Monday, March 14, 2016

Mourne Mountains and Lecale Peninsula 3/12

This morning I wandered around Carlingford. There's a great shop, the Carlingford Design House, with lots of tempting Irish-made art. I heroically resisted the impulse to buy. The owner was a very nice guy, a goldsmith with a workshop in the store. He gave me directions which only half worked but then again I hear the Irish are terrible at directions. And I got a nice detour out of the deal even if I didn't find the standing stones. 


Bright, cheerful Carlingford. 


This is a road... This one isn't wide enough for two cars so there are periodic pull outs so you can move over if a car is coming. 

Crossing into Northern Ireland is no big deal--there isn't even a checkpoint. The main thing is that everything changed back to miles from kilometers so now I am converting km/hr to mph as the car is in km. People drive just as beserk, roads are just as narrow. 

The thing I find really interesting is that Northern Ireland has an air of...neglect? Maybe that's it. Just an air of not being loved so much. At least this bit of it.  Except then there's these huge new houses so someone's making money. But the towns seem a bit rundown, even ones that have had a makeover. The roads are a bit worse. Everything seems a little grittier. And there's something funny about the money. Technically they use pound sterling but they don't have British pound sterling, it's an Irish one. Lonely Planet says no one wants the Irish one outside of Northern Ireland. 

The Mourne Mountains, where I spent much of the day, are gorgeous even if they do look rather Wyomigish (kinda bare in places and stark, and red pines). I did part of the coastal trail and a bunch in the mountains. Every corner has high mountain meadows or sea views. The Mournes feel rather less inhabited than elsewhere as well. The UK does seem to be more interested in local tourism as there were picnicking places and more sign boards than I have seen so far in the republic. I took some photos but I don't think they do it justice. The Mournes were their own kingdom, mostly cut off from the rest of Ireland, because they are hard to get into and over. The coast road is a very recent invention. I'm guessing most coming and going was done by boat. They are haunting and beautiful especially covered in fog as they were today. 

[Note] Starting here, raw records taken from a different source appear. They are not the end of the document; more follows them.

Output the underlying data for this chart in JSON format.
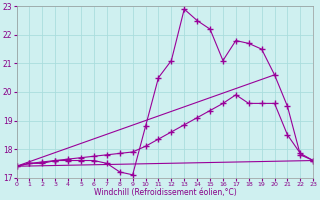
{
  "xlabel": "Windchill (Refroidissement éolien,°C)",
  "xlim": [
    0,
    23
  ],
  "ylim": [
    17,
    23
  ],
  "yticks": [
    17,
    18,
    19,
    20,
    21,
    22,
    23
  ],
  "xticks": [
    0,
    1,
    2,
    3,
    4,
    5,
    6,
    7,
    8,
    9,
    10,
    11,
    12,
    13,
    14,
    15,
    16,
    17,
    18,
    19,
    20,
    21,
    22,
    23
  ],
  "bg_color": "#cff0f0",
  "grid_color": "#aadddd",
  "line_color": "#990099",
  "line1_x": [
    0,
    1,
    2,
    3,
    4,
    5,
    6,
    7,
    8,
    9,
    10,
    11,
    12,
    13,
    14,
    15,
    16,
    17,
    18,
    19,
    20,
    21,
    22,
    23
  ],
  "line1_y": [
    17.4,
    17.5,
    17.5,
    17.6,
    17.6,
    17.6,
    17.6,
    17.5,
    17.2,
    17.1,
    18.8,
    20.5,
    21.1,
    22.9,
    22.5,
    22.2,
    21.1,
    21.8,
    21.7,
    21.5,
    20.6,
    19.5,
    17.8,
    17.6
  ],
  "line2_x": [
    0,
    1,
    2,
    3,
    4,
    5,
    6,
    7,
    8,
    9,
    10,
    11,
    12,
    13,
    14,
    15,
    16,
    17,
    18,
    19,
    20,
    21,
    22,
    23
  ],
  "line2_y": [
    17.4,
    17.5,
    17.55,
    17.6,
    17.65,
    17.7,
    17.75,
    17.8,
    17.85,
    17.9,
    18.1,
    18.35,
    18.6,
    18.85,
    19.1,
    19.35,
    19.6,
    19.9,
    19.6,
    19.6,
    19.6,
    18.5,
    17.85,
    17.6
  ],
  "line3_x": [
    0,
    23
  ],
  "line3_y": [
    17.4,
    17.6
  ],
  "line4_x": [
    0,
    20
  ],
  "line4_y": [
    17.4,
    20.6
  ]
}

Continuing up the Mourne coastal road one comes to the Lecale peninsula, a little visited area in the heart of St Patrick lore. Apparently he landed on the Lecale when he first came back to Ireland to convert it. I stopped at two sets of ruins, one a church that from long after his time and the other a well where he is said to have spent the night scourging himself. That early Christian God was sure a demanding one. Had to hurt yourself and also live in the most out of the way places ever. Except I'm not sure how living in the most remote and weather challenged places would help the goal of converting people. It's a good thing I'm not Christian, as I'm pretty sure that God would get tired of me wanting logic quick!


This is St Johns Point church. It is darling and tiny, smaller than our studio space at home. The Irish Sea is in the background. Ir would make a perfect art studio with a bit of sympathetic renovation.  

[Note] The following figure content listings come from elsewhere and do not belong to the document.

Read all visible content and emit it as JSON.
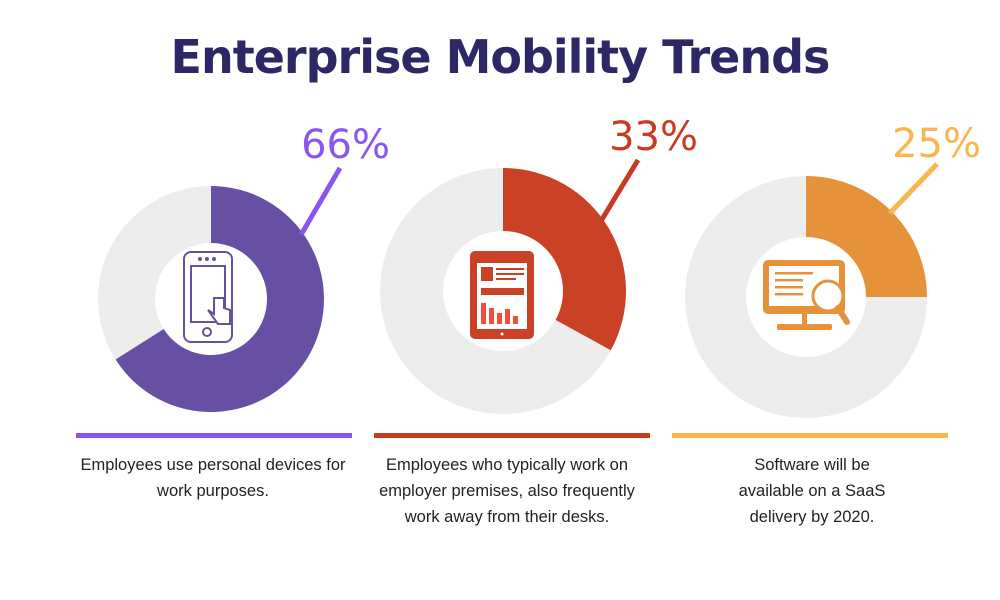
{
  "title": "Enterprise Mobility Trends",
  "chart_data": [
    {
      "type": "pie",
      "variant": "donut",
      "values": [
        66,
        34
      ],
      "label": "66%",
      "color": "#6750a4",
      "track_color": "#ededed",
      "label_color": "#8a55f0",
      "icon": "smartphone-touch-icon",
      "description": "Employees use personal devices for work purposes."
    },
    {
      "type": "pie",
      "variant": "donut",
      "values": [
        33,
        67
      ],
      "label": "33%",
      "color": "#cb4125",
      "track_color": "#ededed",
      "label_color": "#c83a22",
      "icon": "tablet-report-icon",
      "description": "Employees who typically work on employer premises, also frequently work away from their desks."
    },
    {
      "type": "pie",
      "variant": "donut",
      "values": [
        25,
        75
      ],
      "label": "25%",
      "color": "#e6923a",
      "track_color": "#ededed",
      "label_color": "#fbb44f",
      "icon": "monitor-search-icon",
      "description": "Software will be available on a SaaS delivery by 2020."
    }
  ]
}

The eye well at Streull Well...supposedly heals eye ailments. I made sure to rinse my eyes. 


This is the limb well where you can wash limbs in need of healing. And yes, I put my knee in it! I'm sure it is better already. 🙃



This is the whole enclosure with a filter on it. Close by is the drinking well (closed off), probably the oldest building in site with a conical roof made of stone slabs like that at Newgrange. In the middle distance is the eye well which is built in Leitrim style and farther away is the bathhouse with the limb well and also apparently a bathing room that you can't get into. The signs say there is some pretty fancy underground channeling of water going on to move it from the stream to these places (the stream is just over the wall to the left). There was also a church which may have never been finished but which would have straddled the stream:

You can see part of that here and here's the other side of the church. Amazing that something unfinished can stand from the 13th century. 



The speculation is that this site was holy long before St Patrick took it upon himself to Christianise it. 

I ended the day in Downpatrick, a larger town with St Patrick's cathedral. I don't care for the town which has a vaguely threatening feel to me--something about how everything is shut down (bars, garage doors over all shops) and a bit run down too. But I found a nice room above a bar (kitchen actually and two floors up) and had a good dinner. Also I really have no idea how anyone is supposed to know how to find streets or anything. I drove past this place twice trying to find it. 

Tomorrow holds more St Patrick and probably Belfast although I'm not feeling cities right now.